A Letherii officer stepped forward, hands raised. ‘There’s no-one in the throne room,’ he said. ‘The Emperor is dead-his body’s in the arena-’
‘Take us there, then,’ Quick Ben demanded, with a glare at Fiddler. ‘I want to see for myself.’
The officer nodded. ‘We just came from there, but very well’
Fiddler waved his squad forward, then scowled over at Smiles. ‘Do that later, soldier-’
She bared her teeth like a dog over a kill, then drew out a large knife and, with two savage chops, took the old man’s pretty hands.
Trull Sengar stepped out onto the sand of the arena, eyes fixed on the body lying near the far end. The gleam of coins, the head tilted back. He slowly walked forward.
There was chaos in the corridors and chambers of the Eternal Palace. He could search for his parents later, but he suspected he would not find them. They had gone with the rest of the Tiste Edur. Back north. Back to their homeland. And so, in the end, they too had abandoned Rhulad, their youngest son.
Why does he lie unmoving? Why has he not returned?
He came to Rhulad’s side and fell to his knees. Set down his spear. A missing arm, a missing sword.
He reached out and lifted his brother’s head. Heavy, the face so scarred, so twisted with pain that it was hardly recognizable. He settled it into his lap.
Twice now, 1 am made to do this. With a brother whose face, there below me, rests too still. Too emptied of life. They look so… wrong.
He would have tried, one last time, a final offering of reason to his young brother, an appeal to all that he had once been. Before all this. Before, in foolish but understandable zeal, he had grasped hold of a sword on a field of ice.
Rhulad would then, in another moment of weakness, pronounce Trull Shorn. Dead in the eyes of all Tiste Edur. And chain him to stone to await a slow, wasting death. Or the rise of water.
Trull had come, yes, to forgive him. It was the cry in his heart, a cry he had lived with for what seemed for ever. You were wounded, brother. So wounded. He had cut you down, laid you low but not dead. He had done what he needed to do, to end your nightmare. But you did not see it that way. You could not.
Instead, you saw your brothers abandon you.
So now, my brother, as I forgive you, will you now forgive me?
Of course, there would be no answer. Not from that ever still, ever empty face. Trull was too late. Too late to forgive and too late to be forgiven.
He wondered if Seren had known, had perhaps guessed what he would find here.
The thought of her made his breath catch in his throat. Oh, he had not known such love could exist. And now, even in the ashes surrounding him here, the future was unfolding like a flower, its scent sweet beyond belief.

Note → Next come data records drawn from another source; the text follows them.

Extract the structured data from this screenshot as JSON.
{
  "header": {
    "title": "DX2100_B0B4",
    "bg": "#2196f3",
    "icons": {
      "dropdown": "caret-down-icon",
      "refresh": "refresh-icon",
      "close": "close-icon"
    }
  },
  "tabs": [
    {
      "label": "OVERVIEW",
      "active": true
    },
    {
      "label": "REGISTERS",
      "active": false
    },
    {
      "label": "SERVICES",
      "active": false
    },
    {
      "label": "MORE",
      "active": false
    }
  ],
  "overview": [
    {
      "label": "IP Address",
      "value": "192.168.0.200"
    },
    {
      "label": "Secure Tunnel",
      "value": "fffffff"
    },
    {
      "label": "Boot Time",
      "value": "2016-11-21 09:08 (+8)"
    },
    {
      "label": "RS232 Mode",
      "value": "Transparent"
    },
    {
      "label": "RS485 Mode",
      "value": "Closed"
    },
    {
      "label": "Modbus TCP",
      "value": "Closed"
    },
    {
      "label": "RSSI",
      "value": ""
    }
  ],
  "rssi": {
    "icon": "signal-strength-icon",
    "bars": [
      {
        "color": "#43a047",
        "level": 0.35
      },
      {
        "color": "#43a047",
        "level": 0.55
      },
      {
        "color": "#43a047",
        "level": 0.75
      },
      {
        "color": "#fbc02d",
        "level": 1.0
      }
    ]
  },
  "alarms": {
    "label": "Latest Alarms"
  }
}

This is what love means. 1 finally see-
The knife thrust went in under his left shoulder blade, tore through into his heart.
Eyes wide in sudden pain, sudden astonishment, Trull felt Rhulad’s head tilt to one side on his lap, then slide down from hands that had lost all strength.
Oh, Seren, my love.
Oh, forgive me.
Teeth bared, Sirryn Kanar stepped back, tugging his weapon free. One last Tiste Edur. Now dead, by his own hand. Pure justice still existed in this world. He had cleansed the Lether Empire with this knife, and look, see the thick blood dripping down, welling round the hilt.
A thrust to the heart, the conclusion of his silent stalk across the sands, his breath held overlong for the. last three steps. And his blessed shadow, directly beneath his feet-no risk of its advancing ahead to warn the bastard. There was that one moment when a shadow had flitted across the sand-a damned owl, of all things-but the fool had not noticed.
No indeed: the sun stood at its highest point.
And every shadow huddled, trembling beneath that fierce ruler in the sky.
He could taste iron in his mouth, a gift so bitter he exulted in its cold bite. Stepping back, as the body fell to one side, fell right over that pathetic savage’s spear.
The barbarian dies. As he must, for mine is the hand of civilization.
He heard a commotion at the far end and spun round.
The quarrel pounded into his left shoulder, flung him back, where he tripped over the two corpses then twisted in his fall, landing on his wounded side.
Pain flared, stunning him.
‘No,’ Hedge moaned, pushing past Koryk who turned with a chagrined expression on his face.
‘Damn you, Koryk,’ Fiddler started.
‘No,’ said Quick Ben, ‘You don’t understand, Fid.’
Koryk shrugged. ‘Sorry, Sergeant. Habit.’
Fiddler watched the wizard follow Hedge over to where the three bodies were lying on the sand. But the sapper was paying no attention to the skewered Letherii, instead landing hard on his knees beside one of the Tiste Edur.
‘See the coins on that one?’ Cuttle asked. ‘Burned right in-’
‘That was the Emperor,’ said the captain who had brought them here. ‘Rhulad Sengar. The other Edur… I don’t know. But,’ he then added, ‘your friends do.’